Personal information
- Full name: Anthony Martin Tew
- Born: 24 August 1908 Wigginton, Yorkshire, England
- Died: 23 June 1987 (aged 78) Okus, Wiltshire, England
- Batting: Right-handed
- Bowling: Right-arm fast-medium
- Relations: John Tew (brother) Lord Hawke (uncle)

Domestic team information
- 1928: Oxford University

Career statistics
| Competition | First-class |
| Matches | 2 |
| Runs scored | 15 |
| Batting average | 5.00 |
| 100s/50s | –/– |
| Top score | 15 |
| Balls bowled | 264 |
| Wickets | 3 |
| Bowling average | 73.66 |
| 5 wickets in innings | – |
| 10 wickets in match | – |
| Best bowling | 2/80 |
| Catches/stumpings | 1/– |
- Source: Profile, espncricinfo.com, 5 April 2020

= Anthony Tew =

English cricketer, solicitor

Anthony Martin Tew (24 August 1908 – 23 June 1987) was an English first-class cricketer and police officer.
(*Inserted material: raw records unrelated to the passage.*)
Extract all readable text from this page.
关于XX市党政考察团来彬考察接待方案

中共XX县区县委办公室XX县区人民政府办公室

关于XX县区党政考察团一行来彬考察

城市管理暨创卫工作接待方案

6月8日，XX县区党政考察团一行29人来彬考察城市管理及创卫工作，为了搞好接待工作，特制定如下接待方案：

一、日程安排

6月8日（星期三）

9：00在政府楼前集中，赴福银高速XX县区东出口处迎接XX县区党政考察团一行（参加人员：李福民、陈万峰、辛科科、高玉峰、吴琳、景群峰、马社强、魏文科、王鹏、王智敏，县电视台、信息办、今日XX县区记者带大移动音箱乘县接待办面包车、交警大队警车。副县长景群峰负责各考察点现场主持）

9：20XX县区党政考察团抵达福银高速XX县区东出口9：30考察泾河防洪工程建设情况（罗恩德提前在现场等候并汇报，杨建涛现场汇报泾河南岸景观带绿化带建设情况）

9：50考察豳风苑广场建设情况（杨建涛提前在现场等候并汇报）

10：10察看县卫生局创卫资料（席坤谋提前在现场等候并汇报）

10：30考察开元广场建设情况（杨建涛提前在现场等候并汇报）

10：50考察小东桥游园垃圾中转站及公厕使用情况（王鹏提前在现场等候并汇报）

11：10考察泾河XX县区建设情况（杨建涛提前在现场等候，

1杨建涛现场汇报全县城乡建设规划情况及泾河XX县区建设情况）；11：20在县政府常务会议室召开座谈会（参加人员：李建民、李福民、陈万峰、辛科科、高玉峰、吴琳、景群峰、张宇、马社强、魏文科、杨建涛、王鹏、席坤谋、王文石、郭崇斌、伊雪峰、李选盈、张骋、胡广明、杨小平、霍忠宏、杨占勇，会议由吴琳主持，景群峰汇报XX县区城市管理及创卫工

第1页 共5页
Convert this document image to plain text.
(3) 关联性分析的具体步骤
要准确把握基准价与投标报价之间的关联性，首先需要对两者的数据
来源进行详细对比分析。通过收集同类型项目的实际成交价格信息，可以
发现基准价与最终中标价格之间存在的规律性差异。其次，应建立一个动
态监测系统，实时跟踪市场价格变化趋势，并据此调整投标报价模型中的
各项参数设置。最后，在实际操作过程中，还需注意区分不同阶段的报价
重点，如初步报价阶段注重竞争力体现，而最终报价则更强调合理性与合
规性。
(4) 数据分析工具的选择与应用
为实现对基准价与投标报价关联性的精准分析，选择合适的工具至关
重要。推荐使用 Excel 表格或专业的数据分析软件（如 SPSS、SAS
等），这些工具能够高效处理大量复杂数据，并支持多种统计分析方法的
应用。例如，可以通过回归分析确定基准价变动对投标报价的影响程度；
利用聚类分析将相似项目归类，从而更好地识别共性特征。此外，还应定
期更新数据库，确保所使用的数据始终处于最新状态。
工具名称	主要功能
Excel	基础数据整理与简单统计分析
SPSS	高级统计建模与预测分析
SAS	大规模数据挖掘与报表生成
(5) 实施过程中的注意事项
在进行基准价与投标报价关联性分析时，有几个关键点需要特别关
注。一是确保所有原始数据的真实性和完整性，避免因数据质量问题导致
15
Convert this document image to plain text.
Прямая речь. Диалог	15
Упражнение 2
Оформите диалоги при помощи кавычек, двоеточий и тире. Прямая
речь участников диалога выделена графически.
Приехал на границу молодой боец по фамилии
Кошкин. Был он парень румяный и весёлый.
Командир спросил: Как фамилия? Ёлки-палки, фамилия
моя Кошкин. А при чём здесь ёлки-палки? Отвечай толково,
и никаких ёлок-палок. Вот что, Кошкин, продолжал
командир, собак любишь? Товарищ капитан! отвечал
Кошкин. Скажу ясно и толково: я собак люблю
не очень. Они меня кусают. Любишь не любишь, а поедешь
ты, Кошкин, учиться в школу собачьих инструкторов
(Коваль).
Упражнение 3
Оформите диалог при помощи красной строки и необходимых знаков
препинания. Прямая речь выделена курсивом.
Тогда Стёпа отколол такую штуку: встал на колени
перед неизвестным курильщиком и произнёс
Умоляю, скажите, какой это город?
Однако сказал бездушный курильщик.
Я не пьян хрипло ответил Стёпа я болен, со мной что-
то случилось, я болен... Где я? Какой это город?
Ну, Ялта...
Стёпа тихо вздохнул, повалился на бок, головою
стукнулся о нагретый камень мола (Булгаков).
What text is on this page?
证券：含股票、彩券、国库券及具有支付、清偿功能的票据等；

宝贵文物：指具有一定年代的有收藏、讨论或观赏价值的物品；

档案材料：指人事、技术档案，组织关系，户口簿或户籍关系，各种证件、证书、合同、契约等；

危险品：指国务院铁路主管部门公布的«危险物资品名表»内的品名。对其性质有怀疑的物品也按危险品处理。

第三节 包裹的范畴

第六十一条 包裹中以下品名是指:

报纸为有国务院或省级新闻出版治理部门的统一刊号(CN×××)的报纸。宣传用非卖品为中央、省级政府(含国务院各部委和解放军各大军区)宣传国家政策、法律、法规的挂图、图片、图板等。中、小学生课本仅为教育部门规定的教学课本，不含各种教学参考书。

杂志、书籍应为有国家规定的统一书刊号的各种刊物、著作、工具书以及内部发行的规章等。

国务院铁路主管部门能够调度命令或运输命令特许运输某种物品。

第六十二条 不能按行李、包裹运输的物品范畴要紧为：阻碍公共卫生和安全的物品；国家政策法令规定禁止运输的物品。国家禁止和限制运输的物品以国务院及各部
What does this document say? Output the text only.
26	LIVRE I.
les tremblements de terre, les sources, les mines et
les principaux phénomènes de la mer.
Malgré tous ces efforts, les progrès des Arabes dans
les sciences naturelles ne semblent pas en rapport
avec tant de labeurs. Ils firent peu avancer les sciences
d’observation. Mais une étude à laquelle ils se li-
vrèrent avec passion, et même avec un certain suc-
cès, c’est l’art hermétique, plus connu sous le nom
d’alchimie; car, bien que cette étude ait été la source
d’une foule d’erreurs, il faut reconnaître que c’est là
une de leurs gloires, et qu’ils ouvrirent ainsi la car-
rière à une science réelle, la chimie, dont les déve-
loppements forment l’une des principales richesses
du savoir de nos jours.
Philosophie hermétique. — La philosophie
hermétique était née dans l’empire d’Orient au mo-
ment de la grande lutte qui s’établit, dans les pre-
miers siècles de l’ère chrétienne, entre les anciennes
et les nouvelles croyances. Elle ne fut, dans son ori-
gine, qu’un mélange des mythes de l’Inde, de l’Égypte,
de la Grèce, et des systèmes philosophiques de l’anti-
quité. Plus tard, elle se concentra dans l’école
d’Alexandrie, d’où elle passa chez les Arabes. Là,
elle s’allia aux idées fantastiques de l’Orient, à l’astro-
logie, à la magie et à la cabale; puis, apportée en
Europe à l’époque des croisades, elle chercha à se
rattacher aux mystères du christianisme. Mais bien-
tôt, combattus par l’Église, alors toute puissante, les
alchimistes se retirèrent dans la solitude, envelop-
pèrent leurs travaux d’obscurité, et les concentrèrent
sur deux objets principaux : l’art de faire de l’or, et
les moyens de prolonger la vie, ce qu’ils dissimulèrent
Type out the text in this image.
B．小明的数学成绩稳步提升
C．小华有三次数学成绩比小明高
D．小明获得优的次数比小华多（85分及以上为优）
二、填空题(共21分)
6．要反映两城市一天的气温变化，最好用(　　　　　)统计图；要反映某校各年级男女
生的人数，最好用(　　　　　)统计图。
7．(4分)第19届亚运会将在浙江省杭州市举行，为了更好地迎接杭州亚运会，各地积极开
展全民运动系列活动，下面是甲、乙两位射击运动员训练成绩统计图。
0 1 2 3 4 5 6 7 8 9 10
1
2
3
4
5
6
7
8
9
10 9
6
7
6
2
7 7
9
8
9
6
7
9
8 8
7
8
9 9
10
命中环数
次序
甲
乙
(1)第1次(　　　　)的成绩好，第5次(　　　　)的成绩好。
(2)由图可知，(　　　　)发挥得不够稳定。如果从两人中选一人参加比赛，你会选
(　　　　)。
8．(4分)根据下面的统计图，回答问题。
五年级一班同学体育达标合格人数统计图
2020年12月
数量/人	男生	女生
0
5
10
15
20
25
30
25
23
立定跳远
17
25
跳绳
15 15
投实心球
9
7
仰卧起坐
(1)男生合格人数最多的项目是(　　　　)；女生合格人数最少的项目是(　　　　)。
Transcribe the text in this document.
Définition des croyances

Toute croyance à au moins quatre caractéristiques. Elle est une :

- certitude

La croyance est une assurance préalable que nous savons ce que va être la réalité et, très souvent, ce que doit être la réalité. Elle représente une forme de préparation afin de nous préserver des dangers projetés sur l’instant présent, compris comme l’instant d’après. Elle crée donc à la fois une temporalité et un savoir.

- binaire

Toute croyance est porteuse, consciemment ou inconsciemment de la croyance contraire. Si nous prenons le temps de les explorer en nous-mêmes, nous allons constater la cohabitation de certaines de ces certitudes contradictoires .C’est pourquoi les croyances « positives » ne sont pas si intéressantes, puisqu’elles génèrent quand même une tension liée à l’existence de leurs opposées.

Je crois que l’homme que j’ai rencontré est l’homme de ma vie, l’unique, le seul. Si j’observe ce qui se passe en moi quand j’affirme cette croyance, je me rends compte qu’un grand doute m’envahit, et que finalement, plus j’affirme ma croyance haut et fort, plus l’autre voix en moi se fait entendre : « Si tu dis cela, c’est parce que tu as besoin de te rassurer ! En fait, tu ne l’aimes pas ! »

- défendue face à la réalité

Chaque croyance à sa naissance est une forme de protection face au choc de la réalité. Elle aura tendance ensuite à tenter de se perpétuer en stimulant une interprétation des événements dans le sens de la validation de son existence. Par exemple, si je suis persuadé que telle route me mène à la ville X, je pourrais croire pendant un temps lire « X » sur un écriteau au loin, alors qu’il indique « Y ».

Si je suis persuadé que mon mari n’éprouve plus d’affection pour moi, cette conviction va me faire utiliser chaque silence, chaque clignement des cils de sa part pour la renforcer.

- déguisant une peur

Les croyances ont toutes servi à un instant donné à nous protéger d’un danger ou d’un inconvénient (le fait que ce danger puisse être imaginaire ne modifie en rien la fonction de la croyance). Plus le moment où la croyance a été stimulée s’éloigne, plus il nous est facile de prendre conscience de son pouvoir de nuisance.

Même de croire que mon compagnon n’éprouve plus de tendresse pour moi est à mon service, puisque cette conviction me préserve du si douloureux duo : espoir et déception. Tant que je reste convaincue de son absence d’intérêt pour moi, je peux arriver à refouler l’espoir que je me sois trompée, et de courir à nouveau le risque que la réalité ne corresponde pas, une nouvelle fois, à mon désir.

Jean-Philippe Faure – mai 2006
The son of E. W. Tew and his wife, Hon. Catherine Isabel Hawke (sister of Lord Hawke), he was born in August 1908 at Wigginton, Yorkshire. He was educated at Winchester College, before going up to Magdalen College, Oxford. While studying at Oxford, he made two appearances in first-class cricket for Oxford University in 1928, against Kent and the touring West Indians at Oxford. He scored 5 runs in his two matches, in addition to taking 3 wickets.

After graduating from Oxford, he became a police officer. He served with Lincolnshire Constabulary, rising to the rank of inspector by 1946. He was appointed as chief constable of Shropshire Constabulary on 5 February 1946, however he resigned from the post just one day later for personal reasons and was succeeded by Douglas Osmond.

==Personal life==
He married Suffolk artist Beryl Alice Matchwick in 1948. He continued to serve in the police, reaching the rank of superintendent for the Cleethorpes Division of Lincolnshire Constabulary. In his later years, he lived with his wife at Ramsbury near Marlborough. Tew died in June 1987, aged 78, at the Princess Margaret Hospital, Swindon. His brother, John, also played first-class cricket.